Na de langste formatie uit de Nederlandse geschiedenis is vandaag het coalitieakkoord van het kabinet Rutte IV, bestaande uit de VVD, D66, CDA en de ChristenUnie gepresenteerd. Alhoewel het kabinet qua partijsamenstelling een voortzetting is van het kabinet Rutte III is het beleid op het gebied van de woningmarkt beslist anders. Waar de afgelopen jaren de focus vooral lag op gedecentraliseerde besluitvorming worden nu de teugels aangehaald om de woningmarkt weer vlot te trekken.
Koopwoningmarkt
Alhoewel de woningmarktcijfers laten zien dat de druk op de koopwoningmarkt zeer hoog is, zoals ook de woningmarktrapportages van MVGM Vastgoedtaxaties laten zien, zijn de maatregelen op het gebied van de koopwoningmarkt beperkt gebleven. Een kerngroep wordt echter wel ondersteund: De starters. Middels het schrappen van de vrijstelling in de schenkbelasting voor de eigen woning (de ‘jubelton’) en de terugkeer van premiewoningen wordt geprobeerd om de positie van starters op de woningmarkt te verbeteren.
Huurwoningmarkt
Waar op het gebied van de koopwoningmarkt weinig maatregelen genomen worden is dat niet zo op het gebied van de huurwoningmarkt. Tijdens Rutte III was al zichtbaar dat de coalitie een wens had om de huurmarkt meer te reguleren om de betaalbaarheid te waarborgen. Dit beleid wordt onder Rutte IV voortgezet.
De maatregelen laten zien dat middels regulering het kabinet de betaalbaarheid van huurwoningen wil verbeteren.
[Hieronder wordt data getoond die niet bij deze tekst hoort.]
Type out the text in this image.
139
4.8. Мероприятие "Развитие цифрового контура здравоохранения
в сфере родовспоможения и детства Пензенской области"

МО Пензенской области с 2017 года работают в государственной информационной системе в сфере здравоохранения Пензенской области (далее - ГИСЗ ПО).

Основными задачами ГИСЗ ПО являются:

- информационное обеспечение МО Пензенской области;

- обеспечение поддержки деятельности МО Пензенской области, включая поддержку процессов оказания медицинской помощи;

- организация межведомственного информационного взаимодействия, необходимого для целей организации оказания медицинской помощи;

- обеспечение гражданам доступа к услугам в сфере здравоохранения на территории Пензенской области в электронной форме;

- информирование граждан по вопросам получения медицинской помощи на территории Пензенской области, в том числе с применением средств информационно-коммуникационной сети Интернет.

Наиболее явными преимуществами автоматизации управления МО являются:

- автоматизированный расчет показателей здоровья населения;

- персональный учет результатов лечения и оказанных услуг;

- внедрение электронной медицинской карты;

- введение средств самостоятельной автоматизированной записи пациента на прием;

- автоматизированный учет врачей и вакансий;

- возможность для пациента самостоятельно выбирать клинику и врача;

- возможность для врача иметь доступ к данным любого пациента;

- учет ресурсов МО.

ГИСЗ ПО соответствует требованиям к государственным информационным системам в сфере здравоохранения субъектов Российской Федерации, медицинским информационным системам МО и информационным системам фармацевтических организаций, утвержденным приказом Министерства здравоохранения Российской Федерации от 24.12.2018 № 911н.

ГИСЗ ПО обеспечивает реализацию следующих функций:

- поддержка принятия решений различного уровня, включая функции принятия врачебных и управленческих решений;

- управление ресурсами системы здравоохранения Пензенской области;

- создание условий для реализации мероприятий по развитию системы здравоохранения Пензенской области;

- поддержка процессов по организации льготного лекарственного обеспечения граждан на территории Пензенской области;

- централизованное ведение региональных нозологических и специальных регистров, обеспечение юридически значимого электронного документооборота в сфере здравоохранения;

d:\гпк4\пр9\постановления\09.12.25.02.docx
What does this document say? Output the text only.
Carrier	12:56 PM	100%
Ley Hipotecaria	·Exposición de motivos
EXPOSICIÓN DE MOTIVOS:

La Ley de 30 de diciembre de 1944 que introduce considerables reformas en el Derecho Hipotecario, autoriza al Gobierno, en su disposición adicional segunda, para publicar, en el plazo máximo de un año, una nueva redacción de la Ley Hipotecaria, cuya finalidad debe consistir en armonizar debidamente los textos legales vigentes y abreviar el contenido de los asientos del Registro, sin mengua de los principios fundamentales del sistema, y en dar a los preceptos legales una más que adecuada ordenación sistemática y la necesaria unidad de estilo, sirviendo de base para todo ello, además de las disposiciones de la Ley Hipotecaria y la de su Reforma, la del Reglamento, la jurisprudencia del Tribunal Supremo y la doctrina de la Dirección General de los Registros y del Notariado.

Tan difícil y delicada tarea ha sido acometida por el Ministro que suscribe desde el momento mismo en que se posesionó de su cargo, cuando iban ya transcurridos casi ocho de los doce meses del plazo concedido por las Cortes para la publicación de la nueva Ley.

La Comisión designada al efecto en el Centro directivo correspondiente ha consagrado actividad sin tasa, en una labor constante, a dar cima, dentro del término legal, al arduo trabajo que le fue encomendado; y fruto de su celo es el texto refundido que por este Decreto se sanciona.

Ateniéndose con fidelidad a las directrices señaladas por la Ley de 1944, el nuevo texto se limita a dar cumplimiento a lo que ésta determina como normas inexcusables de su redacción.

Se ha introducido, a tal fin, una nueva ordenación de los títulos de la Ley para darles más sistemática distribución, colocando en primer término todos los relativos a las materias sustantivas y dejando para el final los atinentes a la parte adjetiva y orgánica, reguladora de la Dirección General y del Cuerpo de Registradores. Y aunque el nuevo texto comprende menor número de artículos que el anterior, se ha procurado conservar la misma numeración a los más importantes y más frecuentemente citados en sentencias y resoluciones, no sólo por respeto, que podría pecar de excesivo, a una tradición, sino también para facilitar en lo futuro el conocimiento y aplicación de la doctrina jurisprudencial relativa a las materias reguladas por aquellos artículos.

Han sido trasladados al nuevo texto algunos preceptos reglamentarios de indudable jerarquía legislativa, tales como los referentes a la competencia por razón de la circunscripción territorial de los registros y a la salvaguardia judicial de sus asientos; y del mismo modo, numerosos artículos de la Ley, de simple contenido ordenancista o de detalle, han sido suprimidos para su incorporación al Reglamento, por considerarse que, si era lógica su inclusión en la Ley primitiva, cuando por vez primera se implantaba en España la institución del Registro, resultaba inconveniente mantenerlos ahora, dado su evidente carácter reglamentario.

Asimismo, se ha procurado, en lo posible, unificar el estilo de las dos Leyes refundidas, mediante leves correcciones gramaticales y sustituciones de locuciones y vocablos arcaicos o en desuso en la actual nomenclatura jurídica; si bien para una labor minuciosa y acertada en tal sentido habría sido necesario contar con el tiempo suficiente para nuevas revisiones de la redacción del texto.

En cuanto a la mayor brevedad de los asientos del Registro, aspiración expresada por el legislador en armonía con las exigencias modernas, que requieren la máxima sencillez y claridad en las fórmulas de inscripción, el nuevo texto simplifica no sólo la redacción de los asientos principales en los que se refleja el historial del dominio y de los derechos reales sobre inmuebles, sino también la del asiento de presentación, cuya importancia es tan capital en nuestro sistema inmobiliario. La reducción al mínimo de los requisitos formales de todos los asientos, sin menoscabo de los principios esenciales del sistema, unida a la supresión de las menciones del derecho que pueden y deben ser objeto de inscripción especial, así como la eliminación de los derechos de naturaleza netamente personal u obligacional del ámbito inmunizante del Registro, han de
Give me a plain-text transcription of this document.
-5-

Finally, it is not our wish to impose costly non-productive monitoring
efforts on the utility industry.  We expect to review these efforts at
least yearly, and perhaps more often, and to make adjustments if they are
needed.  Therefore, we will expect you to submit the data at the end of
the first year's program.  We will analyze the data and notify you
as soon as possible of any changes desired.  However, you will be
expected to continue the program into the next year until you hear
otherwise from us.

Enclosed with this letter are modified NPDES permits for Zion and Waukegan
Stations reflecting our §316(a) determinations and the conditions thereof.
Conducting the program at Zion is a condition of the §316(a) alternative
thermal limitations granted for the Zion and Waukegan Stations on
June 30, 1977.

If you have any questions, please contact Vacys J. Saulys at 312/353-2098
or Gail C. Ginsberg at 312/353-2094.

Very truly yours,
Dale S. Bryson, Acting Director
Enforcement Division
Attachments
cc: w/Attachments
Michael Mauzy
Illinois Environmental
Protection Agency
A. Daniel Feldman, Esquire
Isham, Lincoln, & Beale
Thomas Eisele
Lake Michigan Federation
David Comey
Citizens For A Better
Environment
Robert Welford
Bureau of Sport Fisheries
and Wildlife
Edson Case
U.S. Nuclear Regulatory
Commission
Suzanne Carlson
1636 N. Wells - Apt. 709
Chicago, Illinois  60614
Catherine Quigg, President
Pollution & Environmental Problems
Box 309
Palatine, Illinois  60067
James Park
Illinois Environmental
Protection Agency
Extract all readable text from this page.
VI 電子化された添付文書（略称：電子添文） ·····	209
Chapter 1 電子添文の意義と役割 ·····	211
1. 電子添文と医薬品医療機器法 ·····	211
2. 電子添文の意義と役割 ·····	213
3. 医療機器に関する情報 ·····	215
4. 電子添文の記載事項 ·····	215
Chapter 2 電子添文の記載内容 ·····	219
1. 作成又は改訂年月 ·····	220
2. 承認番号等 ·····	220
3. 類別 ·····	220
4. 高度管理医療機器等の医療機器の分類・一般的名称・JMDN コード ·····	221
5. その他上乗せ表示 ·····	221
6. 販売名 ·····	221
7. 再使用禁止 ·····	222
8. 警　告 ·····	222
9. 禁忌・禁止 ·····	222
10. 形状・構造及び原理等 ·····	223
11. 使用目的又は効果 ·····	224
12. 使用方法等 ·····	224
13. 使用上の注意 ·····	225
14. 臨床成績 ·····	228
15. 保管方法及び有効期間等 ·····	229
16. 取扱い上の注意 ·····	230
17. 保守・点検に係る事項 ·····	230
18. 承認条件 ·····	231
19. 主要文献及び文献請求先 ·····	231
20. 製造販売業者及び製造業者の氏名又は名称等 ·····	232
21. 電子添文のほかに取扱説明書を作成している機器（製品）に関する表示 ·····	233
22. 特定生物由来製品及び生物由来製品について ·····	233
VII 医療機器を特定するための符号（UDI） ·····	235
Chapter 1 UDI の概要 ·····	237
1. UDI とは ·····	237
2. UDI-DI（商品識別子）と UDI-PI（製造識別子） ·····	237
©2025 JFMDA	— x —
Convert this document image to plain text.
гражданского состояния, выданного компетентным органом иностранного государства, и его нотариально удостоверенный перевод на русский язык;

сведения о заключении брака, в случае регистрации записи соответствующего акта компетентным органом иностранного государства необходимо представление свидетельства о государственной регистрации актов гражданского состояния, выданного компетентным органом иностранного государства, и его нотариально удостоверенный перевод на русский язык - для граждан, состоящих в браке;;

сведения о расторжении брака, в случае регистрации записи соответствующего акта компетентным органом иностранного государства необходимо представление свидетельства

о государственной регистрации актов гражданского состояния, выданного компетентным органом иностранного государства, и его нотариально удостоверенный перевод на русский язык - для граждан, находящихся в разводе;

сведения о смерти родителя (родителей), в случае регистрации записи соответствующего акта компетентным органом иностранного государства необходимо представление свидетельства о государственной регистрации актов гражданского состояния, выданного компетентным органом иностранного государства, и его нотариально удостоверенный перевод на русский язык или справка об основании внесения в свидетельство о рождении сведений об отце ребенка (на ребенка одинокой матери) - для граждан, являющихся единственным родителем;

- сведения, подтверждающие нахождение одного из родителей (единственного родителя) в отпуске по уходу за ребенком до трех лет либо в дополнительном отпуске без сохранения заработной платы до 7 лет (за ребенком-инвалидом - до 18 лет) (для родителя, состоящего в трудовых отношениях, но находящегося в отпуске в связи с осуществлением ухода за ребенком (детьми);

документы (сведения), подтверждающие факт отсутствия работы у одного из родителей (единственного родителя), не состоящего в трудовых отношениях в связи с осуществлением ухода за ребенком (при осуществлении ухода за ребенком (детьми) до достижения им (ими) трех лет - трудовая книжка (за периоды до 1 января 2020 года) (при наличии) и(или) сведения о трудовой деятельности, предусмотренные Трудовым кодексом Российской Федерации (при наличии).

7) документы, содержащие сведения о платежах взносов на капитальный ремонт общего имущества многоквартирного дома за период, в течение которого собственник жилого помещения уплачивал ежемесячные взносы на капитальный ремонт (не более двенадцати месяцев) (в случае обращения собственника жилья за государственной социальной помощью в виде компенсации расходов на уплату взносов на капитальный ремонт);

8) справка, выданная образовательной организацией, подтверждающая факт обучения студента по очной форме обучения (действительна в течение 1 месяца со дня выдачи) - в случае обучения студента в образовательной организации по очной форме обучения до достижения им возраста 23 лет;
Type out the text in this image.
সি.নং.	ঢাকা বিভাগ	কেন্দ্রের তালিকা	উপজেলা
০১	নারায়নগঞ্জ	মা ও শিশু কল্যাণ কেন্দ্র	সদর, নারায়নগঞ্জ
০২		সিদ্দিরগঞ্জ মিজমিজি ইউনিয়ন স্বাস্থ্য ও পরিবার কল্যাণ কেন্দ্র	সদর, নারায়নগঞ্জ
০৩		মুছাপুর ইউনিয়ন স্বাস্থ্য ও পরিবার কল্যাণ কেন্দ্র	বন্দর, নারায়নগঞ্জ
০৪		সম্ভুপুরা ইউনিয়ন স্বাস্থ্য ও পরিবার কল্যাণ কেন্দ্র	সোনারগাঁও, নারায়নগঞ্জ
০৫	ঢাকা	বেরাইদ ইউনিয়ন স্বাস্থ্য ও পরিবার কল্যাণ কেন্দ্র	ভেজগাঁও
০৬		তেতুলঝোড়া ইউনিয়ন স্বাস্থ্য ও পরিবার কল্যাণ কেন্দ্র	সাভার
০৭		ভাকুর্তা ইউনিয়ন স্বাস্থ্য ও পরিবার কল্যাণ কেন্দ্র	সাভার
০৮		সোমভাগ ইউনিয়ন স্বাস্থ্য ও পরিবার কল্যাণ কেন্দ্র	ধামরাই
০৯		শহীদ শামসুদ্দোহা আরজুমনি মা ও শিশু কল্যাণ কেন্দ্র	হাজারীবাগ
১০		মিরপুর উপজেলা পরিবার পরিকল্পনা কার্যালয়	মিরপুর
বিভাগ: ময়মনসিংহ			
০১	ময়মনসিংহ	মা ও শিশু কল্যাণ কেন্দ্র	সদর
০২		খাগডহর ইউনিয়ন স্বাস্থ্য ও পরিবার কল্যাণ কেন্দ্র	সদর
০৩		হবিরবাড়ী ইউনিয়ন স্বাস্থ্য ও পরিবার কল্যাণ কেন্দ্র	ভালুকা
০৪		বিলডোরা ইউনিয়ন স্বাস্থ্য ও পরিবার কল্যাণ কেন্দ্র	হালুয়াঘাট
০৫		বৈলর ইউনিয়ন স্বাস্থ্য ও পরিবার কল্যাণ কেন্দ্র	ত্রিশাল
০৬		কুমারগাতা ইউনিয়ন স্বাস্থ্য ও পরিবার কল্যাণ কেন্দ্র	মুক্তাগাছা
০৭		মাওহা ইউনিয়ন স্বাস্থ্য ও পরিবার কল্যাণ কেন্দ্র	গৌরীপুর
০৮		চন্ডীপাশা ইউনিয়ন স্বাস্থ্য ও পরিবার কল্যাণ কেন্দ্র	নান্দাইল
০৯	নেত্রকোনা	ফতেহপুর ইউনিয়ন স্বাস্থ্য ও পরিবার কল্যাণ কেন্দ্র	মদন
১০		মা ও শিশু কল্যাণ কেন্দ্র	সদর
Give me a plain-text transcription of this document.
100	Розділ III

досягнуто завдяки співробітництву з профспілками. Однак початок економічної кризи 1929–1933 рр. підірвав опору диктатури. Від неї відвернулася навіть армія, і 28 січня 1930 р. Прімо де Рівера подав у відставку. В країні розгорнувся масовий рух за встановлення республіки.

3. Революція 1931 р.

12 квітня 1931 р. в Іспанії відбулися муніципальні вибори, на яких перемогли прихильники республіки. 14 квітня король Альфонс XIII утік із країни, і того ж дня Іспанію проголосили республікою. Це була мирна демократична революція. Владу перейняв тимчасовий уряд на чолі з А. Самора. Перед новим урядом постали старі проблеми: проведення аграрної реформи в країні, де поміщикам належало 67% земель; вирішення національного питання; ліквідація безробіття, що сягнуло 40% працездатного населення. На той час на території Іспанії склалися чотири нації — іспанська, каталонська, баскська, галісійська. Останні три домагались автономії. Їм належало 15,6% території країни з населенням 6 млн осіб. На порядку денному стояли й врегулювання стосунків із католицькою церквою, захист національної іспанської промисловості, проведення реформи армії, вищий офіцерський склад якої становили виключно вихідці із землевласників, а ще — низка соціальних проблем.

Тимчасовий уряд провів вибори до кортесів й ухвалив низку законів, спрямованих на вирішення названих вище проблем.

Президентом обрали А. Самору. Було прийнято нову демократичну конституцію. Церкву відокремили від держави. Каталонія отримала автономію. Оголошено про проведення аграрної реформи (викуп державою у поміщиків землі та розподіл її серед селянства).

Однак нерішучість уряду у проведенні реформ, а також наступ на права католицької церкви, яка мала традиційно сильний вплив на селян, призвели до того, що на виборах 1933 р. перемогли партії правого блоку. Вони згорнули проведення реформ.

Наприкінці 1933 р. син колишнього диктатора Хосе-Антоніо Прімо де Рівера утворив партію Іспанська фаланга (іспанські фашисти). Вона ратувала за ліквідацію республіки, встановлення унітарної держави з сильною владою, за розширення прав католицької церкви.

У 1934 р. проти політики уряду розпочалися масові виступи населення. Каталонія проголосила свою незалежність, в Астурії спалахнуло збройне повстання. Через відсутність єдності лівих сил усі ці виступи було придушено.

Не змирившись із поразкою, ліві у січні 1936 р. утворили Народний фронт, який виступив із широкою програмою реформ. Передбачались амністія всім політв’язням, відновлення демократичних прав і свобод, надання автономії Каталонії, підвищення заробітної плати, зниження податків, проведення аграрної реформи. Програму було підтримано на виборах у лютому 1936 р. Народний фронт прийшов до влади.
Er komt een vorm van huurprijsbescherming voor middenhuur, de sociale huren worden verlaagd en de huurtoeslag komt ook beschikbaar voor huurders met een laag inkomen die nu nog in een woning zitten met een huur boven de huurtoeslaggrens. Hiernaast krijgen woningcorporaties meer te besteden dankzij het schrappen van de verhuurderheffing en zullen beleggers op de markt meer moeten gaan betalen. Een belangrijke onbekende factor blijft het effect van deze maatregelen op de private huursector.
Nieuwbouw
Meer bouwen en meer centrale controle over de woningbouw. Dat is de kern van het verhaal van Rutte IV op het gebied van nieuwbouw. De maatregelen zorgen voor meer subsidie voor de bouw en voor meer woningbouwlocaties. Zo komt er €7,5 miljard beschikbaar over de komende tien jaar om 14 grootstedelijke bouwlocaties te ontsluiten. De wens is om hier 900.000 woningen te bouwen. Dit past bij het woningbouwdoel van Rutte IV: Het kabinet wil namelijk 100.000 woningen per jaar bouwen. Van het totaal aantal extra woningen moet 2/3de bestaan uit betaalbare huur- en koopwoningen (koopprijs tot en met de grens Nationale Hypotheekgarantie – deze was in 2021 €325.000 euro)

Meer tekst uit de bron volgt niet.